Wednesday, September 24, 2014

Why I just do not think Murphy's book is that good (Part 2, a case in point)

Well, first of all, this post is a bit rantish, but after talking with some people, it seemed just fair to explicitly put examples of why I think Bishop's Machine Learning Book book offers overall a better learning experience than Murphy's Machine Learning: A Probabilistic Perspective

I'll present two didactic experiments, and I will have the point of view of someone versed in Probability and Statistics to an undergrad level, but not that much with ML.

So the 1st experiment is to introduce the reader to the EM algorithm via Gaussian Mixture Models (GMM), every book does it, and every book has its strengths and disadvantages.

Just so you can follow, this topic starts in page 352 in Murphy's Book and in page 430 in Bishop's.

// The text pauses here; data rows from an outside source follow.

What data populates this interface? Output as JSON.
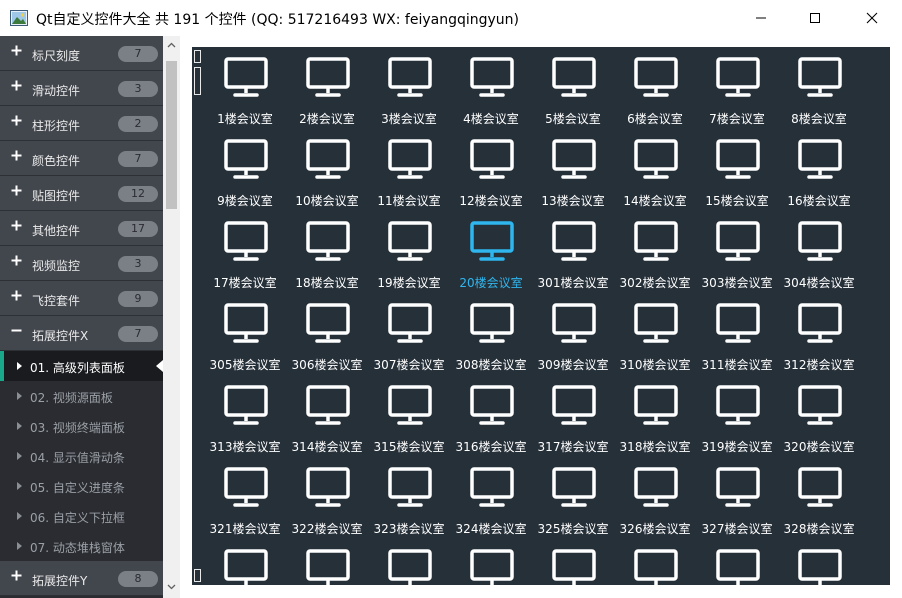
{
  "window": {
    "title": "Qt自定义控件大全 共 191 个控件 (QQ: 517216493 WX: feiyangqingyun)",
    "icon": "app-image-icon",
    "controls": [
      "minimize-icon",
      "maximize-icon",
      "close-icon"
    ]
  },
  "sidebar": {
    "groups_top": [
      {
        "label": "标尺刻度",
        "count": "7",
        "sign": "+"
      },
      {
        "label": "滑动控件",
        "count": "3",
        "sign": "+"
      },
      {
        "label": "柱形控件",
        "count": "2",
        "sign": "+"
      },
      {
        "label": "颜色控件",
        "count": "7",
        "sign": "+"
      },
      {
        "label": "贴图控件",
        "count": "12",
        "sign": "+"
      },
      {
        "label": "其他控件",
        "count": "17",
        "sign": "+"
      },
      {
        "label": "视频监控",
        "count": "3",
        "sign": "+"
      },
      {
        "label": "飞控套件",
        "count": "9",
        "sign": "+"
      },
      {
        "label": "拓展控件X",
        "count": "7",
        "sign": "−"
      }
    ],
    "sub_items": [
      {
        "label": "01. 高级列表面板",
        "active": true
      },
      {
        "label": "02. 视频源面板",
        "active": false
      },
      {
        "label": "03. 视频终端面板",
        "active": false
      },
      {
        "label": "04. 显示值滑动条",
        "active": false
      },
      {
        "label": "05. 自定义进度条",
        "active": false
      },
      {
        "label": "06. 自定义下拉框",
        "active": false
      },
      {
        "label": "07. 动态堆栈窗体",
        "active": false
      }
    ],
    "groups_bottom": [
      {
        "label": "拓展控件Y",
        "count": "8",
        "sign": "+"
      }
    ]
  },
  "content": {
    "icon": "monitor-icon",
    "icon_color": "#ffffff",
    "active_color": "#2fb6ee",
    "items": [
      {
        "label": "1楼会议室"
      },
      {
        "label": "2楼会议室"
      },
      {
        "label": "3楼会议室"
      },
      {
        "label": "4楼会议室"
      },
      {
        "label": "5楼会议室"
      },
      {
        "label": "6楼会议室"
      },
      {
        "label": "7楼会议室"
      },
      {
        "label": "8楼会议室"
      },
      {
        "label": "9楼会议室"
      },
      {
        "label": "10楼会议室"
      },
      {
        "label": "11楼会议室"
      },
      {
        "label": "12楼会议室"
      },
      {
        "label": "13楼会议室"
      },
      {
        "label": "14楼会议室"
      },
      {
        "label": "15楼会议室"
      },
      {
        "label": "16楼会议室"
      },
      {
        "label": "17楼会议室"
      },
      {
        "label": "18楼会议室"
      },
      {
        "label": "19楼会议室"
      },
      {
        "label": "20楼会议室",
        "active": true
      },
      {
        "label": "301楼会议室"
      },
      {
        "label": "302楼会议室"
      },
      {
        "label": "303楼会议室"
      },
      {
        "label": "304楼会议室"
      },
      {
        "label": "305楼会议室"
      },
      {
        "label": "306楼会议室"
      },
      {
        "label": "307楼会议室"
      },
      {
        "label": "308楼会议室"
      },
      {
        "label": "309楼会议室"
      },
      {
        "label": "310楼会议室"
      },
      {
        "label": "311楼会议室"
      },
      {
        "label": "312楼会议室"
      },
      {
        "label": "313楼会议室"
      },
      {
        "label": "314楼会议室"
      },
      {
        "label": "315楼会议室"
      },
      {
        "label": "316楼会议室"
      },
      {
        "label": "317楼会议室"
      },
      {
        "label": "318楼会议室"
      },
      {
        "label": "319楼会议室"
      },
      {
        "label": "320楼会议室"
      },
      {
        "label": "321楼会议室"
      },
      {
        "label": "322楼会议室"
      },
      {
        "label": "323楼会议室"
      },
      {
        "label": "324楼会议室"
      },
      {
        "label": "325楼会议室"
      },
      {
        "label": "326楼会议室"
      },
      {
        "label": "327楼会议室"
      },
      {
        "label": "328楼会议室"
      },
      {
        "label": ""
      },
      {
        "label": ""
      },
      {
        "label": ""
      },
      {
        "label": ""
      },
      {
        "label": ""
      },
      {
        "label": ""
      },
      {
        "label": ""
      },
      {
        "label": ""
      }
    ]
  }
}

Ok, so to start off, Murphy never references the equation of the Mixture of Gaussians (granted, is 5 pages before, but still, you need a finger in that page going back and forth), while Bishop essentially restates the whole Mixture of Gaussians paradigm, which he already did 200 pages before, is essentially the same text, but he goes to the whole problem of restating notation, what each term means and how the likelihood is calculated. He does mention the fact that he already did it 200 pages before (by putting a reference to the equation), but he just goes ahead anyway. Murphy does not even goes to the problem of saying where are the likelihood equations.

Furthermore, Bishop uses GMM as a motivation for EM, while Murphy's follow the years old formula of Model - > Numerical Recipe to solve it, and beware the numerical recipe has zero notation, and you have to go through the whole book looking for it.

So first experiment, Bishop is the clear winner.

Second experiment, introduce the reader to a new topic, not in Bishop's (because that is supposedly one of Murphy's advantages). In this case Deep Learning, which is the last chapter on the book, page 1000.

Ok, so we are presented with equation 28.1:

$p(h_1,h_2,h_3,v|\theta) = \cdots$

Without any context text, that equation is just useless. What are $h_1, h_2, h_3$, in the right hand side of the equation they are multiplied by some $w$. Remember, I am a newbie in ML, I am not supposed to know directed graphical models at all. Furthermore, there is no explanation or motivation for the model at all.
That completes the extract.